For decades, health systems have pushed responsibility downward onto individuals. But individuals do not design cities. They do not set food prices. They do not regulate advertising. They do not decide whether a neighbourhood has green space or whether outdoor work continues during dangerous heat. They do not control whether primary care, pharmacy, nutrition support and specialist care are integrated or fragmented.
The 2026 Lancet review on cardiometabolic multiple long-term conditions makes a similar point from the health-system side. Cardiometabolic conditions often cluster because they share risk factors and biological pathways. Diabetes, cardiovascular disease, kidney disease, obesity and metabolic dysfunction-associated liver disease do not sit neatly in separate policy boxes. Yet many health systems still treat them through disease-specific pathways, separate budgets and disconnected clinics.
That fragmentation is expensive, inefficient and unfair.
Population-level measures, including fiscal, regulatory, environmental and screening policies, can improve risk factor identification and control. Individual-level interventions, including lifestyle support and pharmacotherapy, can reduce incidence and progression. System-level changes, including integrated care models and continuity of care, are needed to support people already living with multiple cardiometabolic conditions.
The policy message is blunt: no single intervention will carry the burden.
A third recent review, focused on nutritional interventions, reinforces this systems approach. Community-based nutrition programmes can reach underserved populations when they are culturally adapted and grounded in trust. Dietary patterns such as Mediterranean and DASH approaches can improve blood pressure, lipids and inflammation. But the review also points to policy tools such as taxes, nutrition labelling, healthier procurement standards, digital tools and “Food Is Medicine” programmes.
In other words, cardiometabolic prevention is no longer just about telling people what to eat. It is about changing what food systems make easy, affordable and normal.
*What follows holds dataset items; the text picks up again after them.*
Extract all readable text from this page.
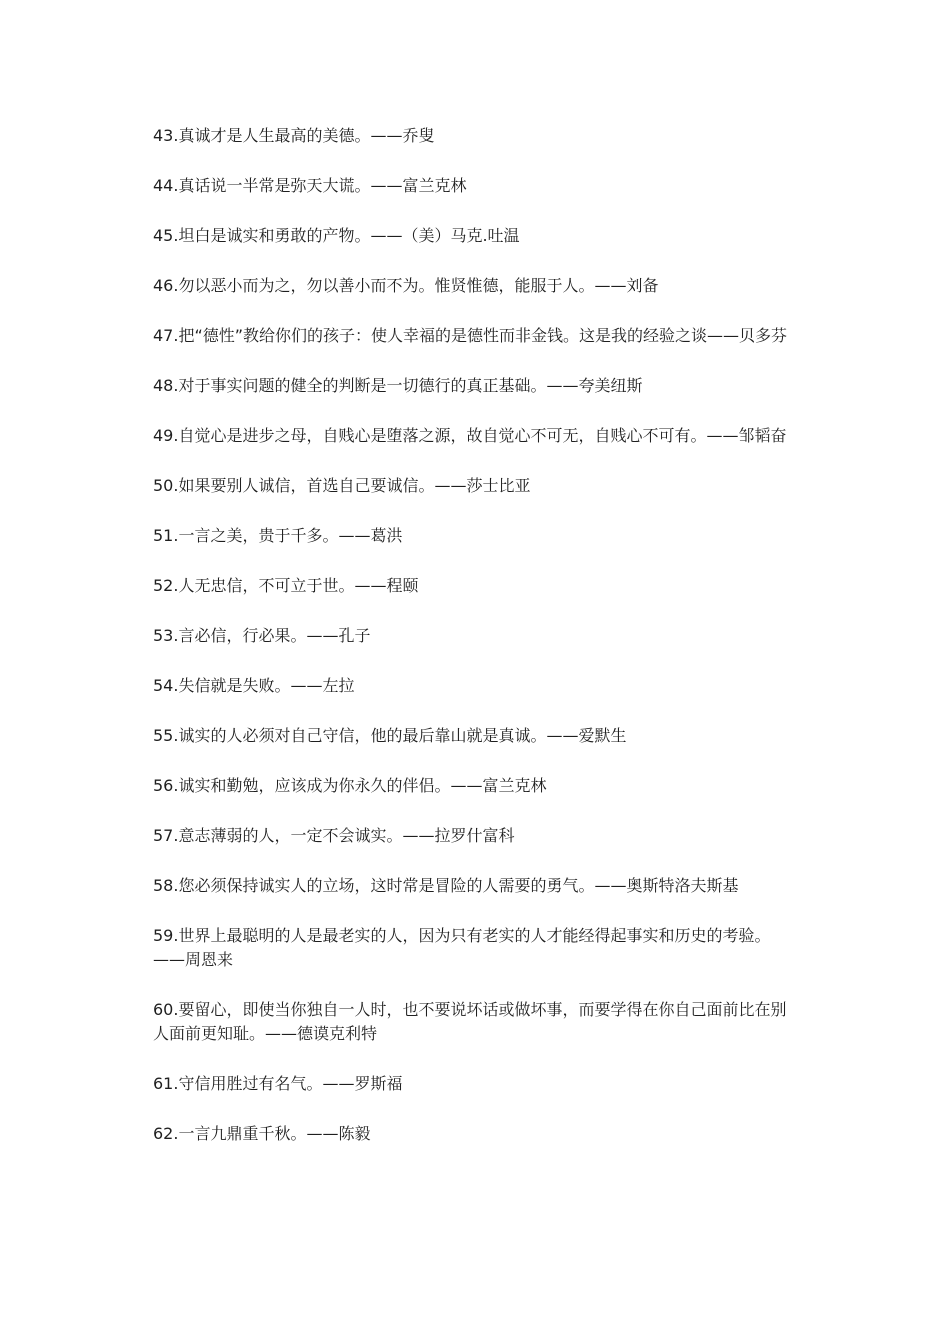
43.真诚才是人生最高的美德。——乔叟
44.真话说一半常是弥天大谎。——富兰克林
45.坦白是诚实和勇敢的产物。——（美）马克.吐温
46.勿以恶小而为之，勿以善小而不为。惟贤惟德，能服于人。——刘备
47.把“德性”教给你们的孩子：使人幸福的是德性而非金钱。这是我的经验之谈——贝多芬
48.对于事实问题的健全的判断是一切德行的真正基础。——夸美纽斯
49.自觉心是进步之母，自贱心是堕落之源，故自觉心不可无，自贱心不可有。——邹韬奋
50.如果要别人诚信，首选自己要诚信。——莎士比亚
51.一言之美，贵于千多。——葛洪
52.人无忠信，不可立于世。——程颐
53.言必信，行必果。——孔子
54.失信就是失败。——左拉
55.诚实的人必须对自己守信，他的最后靠山就是真诚。——爱默生
56.诚实和勤勉，应该成为你永久的伴侣。——富兰克林
57.意志薄弱的人，一定不会诚实。——拉罗什富科
58.您必须保持诚实人的立场，这时常是冒险的人需要的勇气。——奥斯特洛夫斯基
59.世界上最聪明的人是最老实的人，因为只有老实的人才能经得起事实和历史的考验。——周恩来
60.要留心，即使当你独自一人时，也不要说坏话或做坏事，而要学得在你自己面前比在别人面前更知耻。——德谟克利特
61.守信用胜过有名气。——罗斯福
62.一言九鼎重千秋。——陈毅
This aligns with the 2025 WHO World Report on Social Determinants of Health Equity, which states that health outcomes are shaped by where people are born, grow, live, work and age, and by access to power, money and resources. WHO also warns that climate change damages social determinants of health and livelihoods unequally.
That matters because cardiometabolic disease is already distributed unequally.
Lower-income communities often face poorer food environments, less green space, unsafe streets, worse housing, higher heat exposure and weaker access to preventive care. These are not lifestyle failures. They are policy choices with metabolic consequences.
For IPM, the implication is clear.
The next generation of cardiometabolic prevention must connect clinical care with place-based policy. That means designing cities that make movement ordinary, food systems that do not punish low-income households, climate adaptation plans that protect people with metabolic and cardiovascular risk, and care models that treat cardiometabolic multimorbidity as the norm rather than the exception.
The future of metabolic health will not be decided only by new obesity drugs, glucose monitors or cardiology guidelines.
It will also be decided by pavements, trees, buses, school meals, housing, heat plans and whether governments finally admit that prevention is infrastructure.